Литмир - Электронная Библиотека
Содержание  
A
A

Все это без слов читается в работах, которые у Серова тогда, после репинской школы живописного рисунка, стали заметно строже, и юному художнику такая перемена не в упрек. Напротив, как писал Дмитриев, «длительный гипноз манеры Врубеля» служит «доказательством необыкновенной восприимчивости и впечатлительности Серова».

Хотя сам мастер через много лет вспоминал об этом без особого восторга. «Как-то зимой 1901 года, — рассказывает Яремич, — кто-то в моем присутствии спросил Серова: верно ли, что он находился некоторое время под влиянием Врубеля, или это только легенда. После некоторой паузы художник, как бы подавленный этим вопросом, сказал: „Да, был такой грех“».

Зато Врубелю (по случайному совпадению, в краткой автобиографии, написанной им в том же 1901 году) свое восторженное следование за Чистяковым припомнилось чистой радостью — «благодаря его руководительству, я вспоминаю четыре года работы в Академии как самые светлые в моей художественной жизни». Теперь надо бы завершить сюжет счастливой встречи Врубеля и Чистякова выразительным изъявлением чувств учителя к своему лучшему, любимому ученику. Однако нужной цитаты не находится. Лучший-то лучший, а самый любимый вряд ли.

Из массы своих учеников больше всего любил Павел Петрович Василия Савинского, рано оставшегося без отца и отечески пригретого Чистяковым. Правда, в условиях неутомимой битвы Павла Петровича с косной академической элитой его поддержка нередко оборачивалась на дороге любимца ухабами и рогатками. Здесь надо было обладать такой внутренней мощью, какую, скажем, имел Суриков, выстоявший в опоре на дружбу Чистякова, когда, к негодованию учителя, «допотопные болванотропы» проглядели, провалили суриковскую конкурсную программу. Но Суриков — это Суриков. Творческую судьбу художника Василия Евменьевича Савинского по-настоящему счастливой не назовешь, хотя были и картины, и звание профессора, и почет стойкому хранителю заветов Чистякова. В истории искусства он все-таки остался не своей живописью, о которой так болел душой Павел Петрович, а обретенной еще в ученичестве славой великолепного рисовальщика (его работы тех лет поныне среди музейных академических эталонов) и обширной своей перепиской с учителем, который множество ценнейших соображений изложил именно в письмах к нему. Ему, Василию Савинскому, уехавшему совершенствоваться за границу, Чистяков в числе новостей сообщал иногда и о Врубеле.

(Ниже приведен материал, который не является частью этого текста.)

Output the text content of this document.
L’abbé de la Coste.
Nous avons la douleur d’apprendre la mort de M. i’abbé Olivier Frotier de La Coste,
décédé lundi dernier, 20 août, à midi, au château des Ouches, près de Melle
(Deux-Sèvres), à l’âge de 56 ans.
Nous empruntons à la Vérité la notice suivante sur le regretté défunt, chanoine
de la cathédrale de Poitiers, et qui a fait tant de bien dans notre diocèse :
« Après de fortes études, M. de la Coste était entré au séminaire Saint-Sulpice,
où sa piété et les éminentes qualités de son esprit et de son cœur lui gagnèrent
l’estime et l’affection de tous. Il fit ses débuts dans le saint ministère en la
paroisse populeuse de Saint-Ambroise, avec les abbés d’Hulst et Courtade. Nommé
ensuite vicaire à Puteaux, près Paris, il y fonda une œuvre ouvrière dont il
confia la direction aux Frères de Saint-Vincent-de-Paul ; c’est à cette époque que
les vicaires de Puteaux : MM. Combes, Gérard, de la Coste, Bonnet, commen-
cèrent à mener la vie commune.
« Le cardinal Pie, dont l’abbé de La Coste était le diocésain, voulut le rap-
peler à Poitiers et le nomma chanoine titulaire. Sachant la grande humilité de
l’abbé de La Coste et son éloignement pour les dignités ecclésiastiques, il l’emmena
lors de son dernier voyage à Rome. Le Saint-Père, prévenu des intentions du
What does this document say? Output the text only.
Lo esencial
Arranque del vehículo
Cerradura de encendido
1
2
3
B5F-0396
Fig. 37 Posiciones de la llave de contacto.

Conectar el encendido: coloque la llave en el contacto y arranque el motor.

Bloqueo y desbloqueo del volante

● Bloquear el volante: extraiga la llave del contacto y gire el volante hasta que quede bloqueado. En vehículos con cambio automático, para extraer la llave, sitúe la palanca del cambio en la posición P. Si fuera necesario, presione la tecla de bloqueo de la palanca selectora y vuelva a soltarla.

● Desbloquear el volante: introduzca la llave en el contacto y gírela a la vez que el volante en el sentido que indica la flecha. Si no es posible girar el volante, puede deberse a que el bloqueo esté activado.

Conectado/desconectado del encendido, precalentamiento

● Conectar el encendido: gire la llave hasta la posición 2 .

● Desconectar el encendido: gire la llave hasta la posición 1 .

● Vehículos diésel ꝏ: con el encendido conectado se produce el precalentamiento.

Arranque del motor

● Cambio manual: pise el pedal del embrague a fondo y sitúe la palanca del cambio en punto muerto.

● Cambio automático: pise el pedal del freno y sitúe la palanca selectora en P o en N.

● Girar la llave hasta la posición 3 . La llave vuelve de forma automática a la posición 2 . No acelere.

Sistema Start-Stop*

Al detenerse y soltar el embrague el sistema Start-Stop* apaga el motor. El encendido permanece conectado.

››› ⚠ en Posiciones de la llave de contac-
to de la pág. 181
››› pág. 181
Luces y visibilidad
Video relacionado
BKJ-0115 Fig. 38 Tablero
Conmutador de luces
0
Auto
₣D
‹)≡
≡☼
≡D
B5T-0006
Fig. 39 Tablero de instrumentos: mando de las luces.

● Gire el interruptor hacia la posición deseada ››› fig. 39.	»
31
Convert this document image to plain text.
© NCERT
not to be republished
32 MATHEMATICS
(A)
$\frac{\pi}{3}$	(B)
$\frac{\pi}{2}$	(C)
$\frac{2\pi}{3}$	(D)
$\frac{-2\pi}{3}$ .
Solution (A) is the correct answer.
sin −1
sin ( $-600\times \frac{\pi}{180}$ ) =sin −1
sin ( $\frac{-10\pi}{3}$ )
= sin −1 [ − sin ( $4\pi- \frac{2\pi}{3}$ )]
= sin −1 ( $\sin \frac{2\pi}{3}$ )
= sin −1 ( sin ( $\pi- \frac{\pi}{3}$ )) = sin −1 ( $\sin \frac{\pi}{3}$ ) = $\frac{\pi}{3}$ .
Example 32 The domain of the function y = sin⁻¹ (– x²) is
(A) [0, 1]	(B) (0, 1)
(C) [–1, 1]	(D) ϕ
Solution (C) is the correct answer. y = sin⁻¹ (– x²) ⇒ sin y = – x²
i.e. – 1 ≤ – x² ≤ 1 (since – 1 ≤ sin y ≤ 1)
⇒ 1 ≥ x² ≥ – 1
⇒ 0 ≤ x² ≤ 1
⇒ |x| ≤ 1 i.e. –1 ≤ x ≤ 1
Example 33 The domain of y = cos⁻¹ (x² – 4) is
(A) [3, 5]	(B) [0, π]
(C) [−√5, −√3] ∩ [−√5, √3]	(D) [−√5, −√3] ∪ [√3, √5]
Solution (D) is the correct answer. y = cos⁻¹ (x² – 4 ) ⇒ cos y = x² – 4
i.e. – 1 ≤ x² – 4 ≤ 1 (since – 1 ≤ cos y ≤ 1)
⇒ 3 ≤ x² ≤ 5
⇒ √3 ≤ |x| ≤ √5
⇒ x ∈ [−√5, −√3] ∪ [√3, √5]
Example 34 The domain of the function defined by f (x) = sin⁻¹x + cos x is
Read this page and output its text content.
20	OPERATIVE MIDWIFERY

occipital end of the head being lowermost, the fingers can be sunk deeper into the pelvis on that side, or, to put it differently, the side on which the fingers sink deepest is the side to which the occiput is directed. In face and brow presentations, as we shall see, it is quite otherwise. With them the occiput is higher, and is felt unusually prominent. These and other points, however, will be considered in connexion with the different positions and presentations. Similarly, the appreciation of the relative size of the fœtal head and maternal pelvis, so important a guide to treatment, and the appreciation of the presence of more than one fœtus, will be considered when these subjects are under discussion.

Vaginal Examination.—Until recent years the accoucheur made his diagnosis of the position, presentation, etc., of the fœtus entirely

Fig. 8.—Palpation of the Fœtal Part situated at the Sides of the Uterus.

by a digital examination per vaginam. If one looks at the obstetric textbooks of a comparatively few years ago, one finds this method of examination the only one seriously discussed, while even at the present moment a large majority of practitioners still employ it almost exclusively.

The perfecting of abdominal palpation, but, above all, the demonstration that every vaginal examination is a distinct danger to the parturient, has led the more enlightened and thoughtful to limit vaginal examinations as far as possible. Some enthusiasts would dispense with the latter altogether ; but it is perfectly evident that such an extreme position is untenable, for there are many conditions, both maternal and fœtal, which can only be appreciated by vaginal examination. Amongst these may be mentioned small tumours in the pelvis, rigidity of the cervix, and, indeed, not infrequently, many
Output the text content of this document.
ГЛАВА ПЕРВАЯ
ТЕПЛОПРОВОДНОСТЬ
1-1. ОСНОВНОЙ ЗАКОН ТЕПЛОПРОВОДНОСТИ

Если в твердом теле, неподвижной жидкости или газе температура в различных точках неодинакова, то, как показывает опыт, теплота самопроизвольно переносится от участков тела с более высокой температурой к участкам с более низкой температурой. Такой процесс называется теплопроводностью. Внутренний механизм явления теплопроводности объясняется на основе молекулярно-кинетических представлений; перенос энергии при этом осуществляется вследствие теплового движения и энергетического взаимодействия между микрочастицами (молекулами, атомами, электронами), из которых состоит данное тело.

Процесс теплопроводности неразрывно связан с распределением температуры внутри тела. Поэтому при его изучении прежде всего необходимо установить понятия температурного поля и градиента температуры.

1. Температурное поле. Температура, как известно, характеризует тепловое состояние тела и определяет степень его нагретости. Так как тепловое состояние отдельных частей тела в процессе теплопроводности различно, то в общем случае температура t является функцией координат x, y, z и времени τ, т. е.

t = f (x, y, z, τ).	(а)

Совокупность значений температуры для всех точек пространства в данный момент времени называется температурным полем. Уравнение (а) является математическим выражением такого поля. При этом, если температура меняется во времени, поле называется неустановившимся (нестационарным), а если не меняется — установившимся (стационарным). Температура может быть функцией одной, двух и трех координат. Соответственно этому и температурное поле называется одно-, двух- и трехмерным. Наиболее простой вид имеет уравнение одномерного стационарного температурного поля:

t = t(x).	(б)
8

Например, по поводу устроенных педагогом у себя воскресных вечерних собраний, где ближайшие ученики (Бруни, Врубель, Серов, Василий Матэ, Алексей Зреляков, Леонид Саллос, Владимир Дервиз, упоминавшаяся Варвара Баруздина, Елена Рейхардт, будущий скульптор Роберт Бах) рисовали натурщика, а Чистяков учил их «живой связи в фигуре»:

— Врубель меня радует. Что-то тонкое и строгое в то же время начинает проявляться в его работах. Серов и Бах тоже обещают много хорошего.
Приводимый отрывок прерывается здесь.